Section IV. DISEASES/DISORDERS OF THE ACCESSORY ORGANS
3-20. THE ACCESSORY ORGANS
Accessory organs of the gastrointestinal system include the liver and gallbladder.
The liver is the largest glandular organ in the body and is involved in vital, complex
metabolic activities. Liver functions include the formation and excretion of bile;
utilization, transformation, and distribution of vitamins, proteins, fats, and carbohydrates;
detoxification of chemicals (including drugs), bacteria, and foreign elements that may be
harmful, and the formation of antibodies and immunizing substances, including gamma
globulin. Cirrhosis of the liver is a disease which can drastically interrupt or stop these
important liver functions. The gallbladder receives bile made by the liver, changes the
bile by absorbing water and minerals so that the bile is more concentrated, and releases
the bile when it is needed. Problems involving gallbladder can result in acute
cholecystitis and/or cholelithiasis.
3-21. LIVER DISORDERS
a. Cirrhosis of the Liver.
(1) Definition. Cirrhosis is a chronic disease of the liver in which the liver is
first damaged and then an excess of fibrous tissue develops. As the liver tries to repair
the damage, scarring develops, and eventually blood cannot flow through its normal
channels in the liver. Liver cells cannot regenerate.

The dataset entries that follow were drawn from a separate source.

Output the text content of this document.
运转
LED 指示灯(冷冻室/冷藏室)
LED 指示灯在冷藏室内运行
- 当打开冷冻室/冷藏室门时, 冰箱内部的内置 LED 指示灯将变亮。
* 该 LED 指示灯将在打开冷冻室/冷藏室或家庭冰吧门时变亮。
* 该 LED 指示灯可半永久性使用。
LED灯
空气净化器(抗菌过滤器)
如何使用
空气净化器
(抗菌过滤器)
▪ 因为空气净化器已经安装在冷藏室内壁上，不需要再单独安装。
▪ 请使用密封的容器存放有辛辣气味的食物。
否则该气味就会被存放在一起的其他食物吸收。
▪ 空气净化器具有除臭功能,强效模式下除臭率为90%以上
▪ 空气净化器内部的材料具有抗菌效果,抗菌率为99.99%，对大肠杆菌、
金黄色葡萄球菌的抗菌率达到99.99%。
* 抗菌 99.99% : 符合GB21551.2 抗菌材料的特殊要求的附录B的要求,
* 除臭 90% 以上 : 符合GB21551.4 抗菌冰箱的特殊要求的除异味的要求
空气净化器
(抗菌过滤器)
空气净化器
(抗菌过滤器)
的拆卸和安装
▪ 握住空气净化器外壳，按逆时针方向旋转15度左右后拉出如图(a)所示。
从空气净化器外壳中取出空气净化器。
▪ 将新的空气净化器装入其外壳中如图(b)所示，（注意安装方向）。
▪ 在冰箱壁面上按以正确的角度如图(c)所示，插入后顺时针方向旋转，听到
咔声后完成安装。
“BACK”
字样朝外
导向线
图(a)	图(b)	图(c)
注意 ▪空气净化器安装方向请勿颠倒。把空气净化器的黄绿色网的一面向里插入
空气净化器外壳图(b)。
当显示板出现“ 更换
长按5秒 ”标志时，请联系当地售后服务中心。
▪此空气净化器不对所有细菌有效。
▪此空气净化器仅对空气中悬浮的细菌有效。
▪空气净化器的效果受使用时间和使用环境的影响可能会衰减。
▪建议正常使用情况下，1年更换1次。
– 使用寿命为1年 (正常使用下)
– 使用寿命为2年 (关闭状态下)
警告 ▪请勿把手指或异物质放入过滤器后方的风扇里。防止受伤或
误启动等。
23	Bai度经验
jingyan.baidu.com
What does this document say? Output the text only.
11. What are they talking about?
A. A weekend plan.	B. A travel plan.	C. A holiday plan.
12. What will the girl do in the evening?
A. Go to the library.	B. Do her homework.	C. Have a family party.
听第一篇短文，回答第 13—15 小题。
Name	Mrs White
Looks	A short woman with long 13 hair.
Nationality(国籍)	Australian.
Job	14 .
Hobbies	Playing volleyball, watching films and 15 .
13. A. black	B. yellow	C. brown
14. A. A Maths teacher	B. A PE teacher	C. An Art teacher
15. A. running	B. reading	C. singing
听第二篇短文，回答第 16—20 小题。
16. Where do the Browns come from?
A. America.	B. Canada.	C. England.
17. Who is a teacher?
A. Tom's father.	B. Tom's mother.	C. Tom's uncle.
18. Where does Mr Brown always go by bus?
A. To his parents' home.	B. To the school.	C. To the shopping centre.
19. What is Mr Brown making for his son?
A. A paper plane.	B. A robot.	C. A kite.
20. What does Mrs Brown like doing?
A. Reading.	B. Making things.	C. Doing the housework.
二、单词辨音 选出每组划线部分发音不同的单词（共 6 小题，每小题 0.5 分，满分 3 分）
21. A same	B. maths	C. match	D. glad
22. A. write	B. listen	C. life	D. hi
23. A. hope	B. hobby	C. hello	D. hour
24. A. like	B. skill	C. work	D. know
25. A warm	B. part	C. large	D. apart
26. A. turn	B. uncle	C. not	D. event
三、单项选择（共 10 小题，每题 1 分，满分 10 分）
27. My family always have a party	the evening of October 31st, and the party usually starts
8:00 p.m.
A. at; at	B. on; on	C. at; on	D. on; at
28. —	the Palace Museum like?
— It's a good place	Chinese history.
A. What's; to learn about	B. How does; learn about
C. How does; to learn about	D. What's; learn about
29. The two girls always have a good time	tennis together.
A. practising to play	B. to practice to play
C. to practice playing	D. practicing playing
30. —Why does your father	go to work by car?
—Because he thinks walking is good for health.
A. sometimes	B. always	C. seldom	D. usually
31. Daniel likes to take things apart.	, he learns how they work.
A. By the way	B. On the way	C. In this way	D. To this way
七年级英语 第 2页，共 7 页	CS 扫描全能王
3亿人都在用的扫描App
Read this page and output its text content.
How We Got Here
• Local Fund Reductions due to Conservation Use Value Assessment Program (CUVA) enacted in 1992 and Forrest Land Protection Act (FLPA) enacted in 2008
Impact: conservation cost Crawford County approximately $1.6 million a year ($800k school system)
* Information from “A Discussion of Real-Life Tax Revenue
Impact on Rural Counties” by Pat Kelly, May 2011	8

(2) Etiology. A variety of agents may damage the liver cells and the liver's
connective tissue. Chronic gastroenteritis (chronic inflammation of the gastrointestinal
tract) may impair liver function. Streptococcus infections and Schistosoma (blood flukes
which are parasites in man and animals) may lead to liver cirrhosis. Chemicals
including alcohol as well as carbon tetrachloride, arsenic, and lead can lead to cirrhosis.
Obstruction of the biliary ducts when complicated by inflammation is a frequent cause of
cirrhosis. The result is that necrotic liver cells are damaged. Liver cells cannot grow
new cells to replace damaged ones. Instead, connective tissue replaces the cells with
tissue containing fibers.
(3) Signs and symptoms. General signs of liver damage occur. Early signs
include gastrointestinal disturbances, indigestion (dyspepsia), change in bowel habits,
and chronic gastritis (chronic inflammation of the stomach). Later in the disease, these
signs and symptoms occur: fever, liver enlargement, gradual weight loss, and
accumulation of fluid in the peritoneal cavity (ascites).